Forget about the housing bubble; it’s the leverage.
Some business experts have been saying for months that, while the current financial crisis was probably triggered by the bursting of a housing bubble, there is a much more fundamental and difficult problem that must be solved—too much financial leverage. This paper (pdf, 5 pages plus graphs) posted by Paul Krugman today is significant because he has translated the problem, the implications, and the solution into econo-speak. Hopefully, this means that the herd of professional economists can begin to give it credence, and public policy changes can perhaps follow.

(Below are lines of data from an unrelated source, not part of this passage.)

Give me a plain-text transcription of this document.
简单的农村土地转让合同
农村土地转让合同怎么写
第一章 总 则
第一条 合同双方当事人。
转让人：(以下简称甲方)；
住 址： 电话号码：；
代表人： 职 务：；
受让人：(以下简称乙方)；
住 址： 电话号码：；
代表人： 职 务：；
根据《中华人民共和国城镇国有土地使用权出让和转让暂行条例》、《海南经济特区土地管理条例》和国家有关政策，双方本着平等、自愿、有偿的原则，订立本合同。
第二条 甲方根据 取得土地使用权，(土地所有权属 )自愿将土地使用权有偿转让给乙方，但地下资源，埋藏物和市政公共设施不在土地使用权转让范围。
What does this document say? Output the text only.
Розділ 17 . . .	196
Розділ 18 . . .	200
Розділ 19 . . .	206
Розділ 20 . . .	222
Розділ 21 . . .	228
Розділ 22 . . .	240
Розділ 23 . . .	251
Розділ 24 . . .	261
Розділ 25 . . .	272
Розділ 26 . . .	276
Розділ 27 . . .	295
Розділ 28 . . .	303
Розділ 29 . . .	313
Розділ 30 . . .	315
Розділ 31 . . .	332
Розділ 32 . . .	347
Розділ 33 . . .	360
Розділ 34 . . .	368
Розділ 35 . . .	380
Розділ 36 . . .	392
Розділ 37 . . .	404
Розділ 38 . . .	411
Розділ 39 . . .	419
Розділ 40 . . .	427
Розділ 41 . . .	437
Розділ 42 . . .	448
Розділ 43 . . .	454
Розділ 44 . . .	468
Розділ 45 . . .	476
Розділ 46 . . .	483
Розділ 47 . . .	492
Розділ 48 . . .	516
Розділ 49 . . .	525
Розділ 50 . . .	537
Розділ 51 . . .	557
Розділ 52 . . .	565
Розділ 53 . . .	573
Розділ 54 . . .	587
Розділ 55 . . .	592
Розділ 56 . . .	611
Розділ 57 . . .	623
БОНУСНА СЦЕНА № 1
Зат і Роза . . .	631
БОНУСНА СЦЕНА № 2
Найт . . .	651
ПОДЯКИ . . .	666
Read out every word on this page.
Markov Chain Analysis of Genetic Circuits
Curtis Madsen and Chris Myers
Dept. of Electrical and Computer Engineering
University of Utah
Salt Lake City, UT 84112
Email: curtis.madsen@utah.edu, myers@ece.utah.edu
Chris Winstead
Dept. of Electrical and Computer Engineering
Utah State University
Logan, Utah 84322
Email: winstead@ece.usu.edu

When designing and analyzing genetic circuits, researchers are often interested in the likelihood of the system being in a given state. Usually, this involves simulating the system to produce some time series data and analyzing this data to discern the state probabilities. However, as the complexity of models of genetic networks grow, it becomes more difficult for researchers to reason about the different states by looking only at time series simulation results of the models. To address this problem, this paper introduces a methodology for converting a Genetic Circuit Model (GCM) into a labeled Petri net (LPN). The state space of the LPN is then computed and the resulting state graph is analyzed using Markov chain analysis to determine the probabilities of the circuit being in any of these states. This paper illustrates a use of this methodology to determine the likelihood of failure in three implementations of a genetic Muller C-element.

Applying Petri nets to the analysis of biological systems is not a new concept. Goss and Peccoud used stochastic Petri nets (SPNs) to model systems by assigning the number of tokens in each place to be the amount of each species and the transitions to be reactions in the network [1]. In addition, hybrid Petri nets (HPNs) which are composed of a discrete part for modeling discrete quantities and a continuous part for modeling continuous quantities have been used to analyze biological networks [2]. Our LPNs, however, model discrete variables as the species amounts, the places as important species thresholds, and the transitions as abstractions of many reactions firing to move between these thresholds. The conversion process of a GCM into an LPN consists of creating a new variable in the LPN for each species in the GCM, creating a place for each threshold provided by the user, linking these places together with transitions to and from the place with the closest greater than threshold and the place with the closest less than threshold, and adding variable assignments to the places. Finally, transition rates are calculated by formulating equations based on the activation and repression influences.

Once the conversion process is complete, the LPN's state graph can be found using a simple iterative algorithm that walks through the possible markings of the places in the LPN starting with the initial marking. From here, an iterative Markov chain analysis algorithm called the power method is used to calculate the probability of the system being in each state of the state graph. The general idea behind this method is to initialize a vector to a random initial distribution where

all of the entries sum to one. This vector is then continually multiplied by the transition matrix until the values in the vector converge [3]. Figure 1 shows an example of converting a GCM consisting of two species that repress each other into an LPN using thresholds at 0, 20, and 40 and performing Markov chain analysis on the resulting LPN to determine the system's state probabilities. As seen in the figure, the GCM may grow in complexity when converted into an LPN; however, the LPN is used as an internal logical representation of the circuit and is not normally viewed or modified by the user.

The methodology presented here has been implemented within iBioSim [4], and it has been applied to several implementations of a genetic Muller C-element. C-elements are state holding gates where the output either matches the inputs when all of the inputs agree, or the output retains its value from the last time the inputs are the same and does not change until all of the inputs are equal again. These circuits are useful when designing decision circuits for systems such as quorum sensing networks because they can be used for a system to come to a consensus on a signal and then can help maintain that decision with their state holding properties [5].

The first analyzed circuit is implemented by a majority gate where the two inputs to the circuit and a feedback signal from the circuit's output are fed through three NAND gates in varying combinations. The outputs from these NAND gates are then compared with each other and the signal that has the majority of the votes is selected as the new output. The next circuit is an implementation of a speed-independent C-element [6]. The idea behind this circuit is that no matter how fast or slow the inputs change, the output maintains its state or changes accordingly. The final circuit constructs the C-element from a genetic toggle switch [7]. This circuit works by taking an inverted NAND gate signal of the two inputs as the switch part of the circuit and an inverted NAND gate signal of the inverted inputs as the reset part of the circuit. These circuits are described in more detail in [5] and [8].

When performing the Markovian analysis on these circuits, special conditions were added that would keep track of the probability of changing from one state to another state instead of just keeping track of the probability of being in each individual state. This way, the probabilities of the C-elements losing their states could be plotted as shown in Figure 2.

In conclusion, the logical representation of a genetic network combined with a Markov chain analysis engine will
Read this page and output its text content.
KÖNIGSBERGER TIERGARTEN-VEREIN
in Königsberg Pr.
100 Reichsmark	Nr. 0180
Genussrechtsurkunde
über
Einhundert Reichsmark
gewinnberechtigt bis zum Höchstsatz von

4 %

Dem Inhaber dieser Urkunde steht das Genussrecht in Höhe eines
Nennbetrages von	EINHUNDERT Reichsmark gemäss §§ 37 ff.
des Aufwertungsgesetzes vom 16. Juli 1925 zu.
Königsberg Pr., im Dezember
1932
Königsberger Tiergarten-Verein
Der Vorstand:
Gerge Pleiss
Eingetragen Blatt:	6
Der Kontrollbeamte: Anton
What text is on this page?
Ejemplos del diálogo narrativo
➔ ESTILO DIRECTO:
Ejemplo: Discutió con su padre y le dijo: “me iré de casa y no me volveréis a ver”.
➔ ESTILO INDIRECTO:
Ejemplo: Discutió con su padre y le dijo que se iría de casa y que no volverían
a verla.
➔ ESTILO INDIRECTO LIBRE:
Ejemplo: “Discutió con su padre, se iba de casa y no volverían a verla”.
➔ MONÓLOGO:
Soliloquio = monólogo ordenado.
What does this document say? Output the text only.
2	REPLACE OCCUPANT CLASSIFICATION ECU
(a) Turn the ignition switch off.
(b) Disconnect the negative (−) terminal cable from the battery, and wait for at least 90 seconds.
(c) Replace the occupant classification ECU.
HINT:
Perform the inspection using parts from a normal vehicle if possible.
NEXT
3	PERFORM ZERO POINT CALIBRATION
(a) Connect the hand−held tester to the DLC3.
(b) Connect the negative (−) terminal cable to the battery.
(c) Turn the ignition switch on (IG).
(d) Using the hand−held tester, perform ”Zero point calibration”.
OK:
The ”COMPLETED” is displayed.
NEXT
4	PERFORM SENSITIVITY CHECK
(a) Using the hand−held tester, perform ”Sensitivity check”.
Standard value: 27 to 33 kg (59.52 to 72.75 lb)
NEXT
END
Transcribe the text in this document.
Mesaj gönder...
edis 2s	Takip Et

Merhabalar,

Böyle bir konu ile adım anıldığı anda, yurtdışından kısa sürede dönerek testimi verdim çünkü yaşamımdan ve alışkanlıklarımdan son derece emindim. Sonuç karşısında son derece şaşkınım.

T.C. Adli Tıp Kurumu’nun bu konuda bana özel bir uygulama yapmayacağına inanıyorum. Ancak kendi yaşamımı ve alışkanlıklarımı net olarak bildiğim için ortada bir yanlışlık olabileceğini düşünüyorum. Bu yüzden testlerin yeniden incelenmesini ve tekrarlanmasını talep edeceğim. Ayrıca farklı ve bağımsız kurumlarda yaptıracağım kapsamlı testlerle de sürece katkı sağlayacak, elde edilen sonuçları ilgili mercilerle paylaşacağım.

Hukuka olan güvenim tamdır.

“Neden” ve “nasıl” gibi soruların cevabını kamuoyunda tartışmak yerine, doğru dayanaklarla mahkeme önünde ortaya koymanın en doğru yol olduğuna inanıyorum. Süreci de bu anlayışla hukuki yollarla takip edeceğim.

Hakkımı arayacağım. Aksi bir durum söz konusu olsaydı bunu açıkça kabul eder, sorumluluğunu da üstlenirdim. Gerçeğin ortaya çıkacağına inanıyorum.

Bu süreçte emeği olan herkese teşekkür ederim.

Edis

The fundamental problem is that very large global financial players, including especially secretive hedge funds, investment banks, and others in the "shadow banking system," have greatly increased their balance sheet leverage (i.e., debt to equity ratios) and have become very, very large, especially in the last 5 years or so. This resulted in an explosive creation of money that drove asset prices higher—not just residential real estate in the US, but most asset classes in most places. When prices started to drop, they had to sell quickly to try to avoid insolvency, and as selling pressure increased, prices dropped further and more rapidly, leading to the need for more selling. At the same time, institutions realized they needed to reduce their leverage for safety, which was an additional reason to sell. Not only do they have to absorb the air in the housing bubble, they also have to de-lever and reduce the amount of money in the global economy.
A special contribution of Krugman's paper is to make the case that deflation and de-levering is a global process because of the dramatic increase in cross-border asset ownership since 1995. He has this graph of US assets abroad (blue) and foreign assets in US (red) as a percent of GDP for the rest of the world.
The conventional wisdom had been (still is?) that a recession in a big economy like the US slows GDP in other nations because we import less. Krugman's thesis is that today the much more important driver of contagion is through the balance sheets of highly-leveraged global financial institutions. When one of these institutions decides it needs to de-lever, it doesn't just sell assets in its home nation or assets of a certain class—it sells whatever it can wherever it does business, and it stops making new commitments anywhere.
Krugman says simply increasing liquidity, as Paulson wants to do, "won't do the trick." Developed nations should cooperate to help de-lever in a different way—by putting more capital into overextended institutions. Krugman is not the first or only expert to say this, but phrasing it in econo-speak may help move policy makers.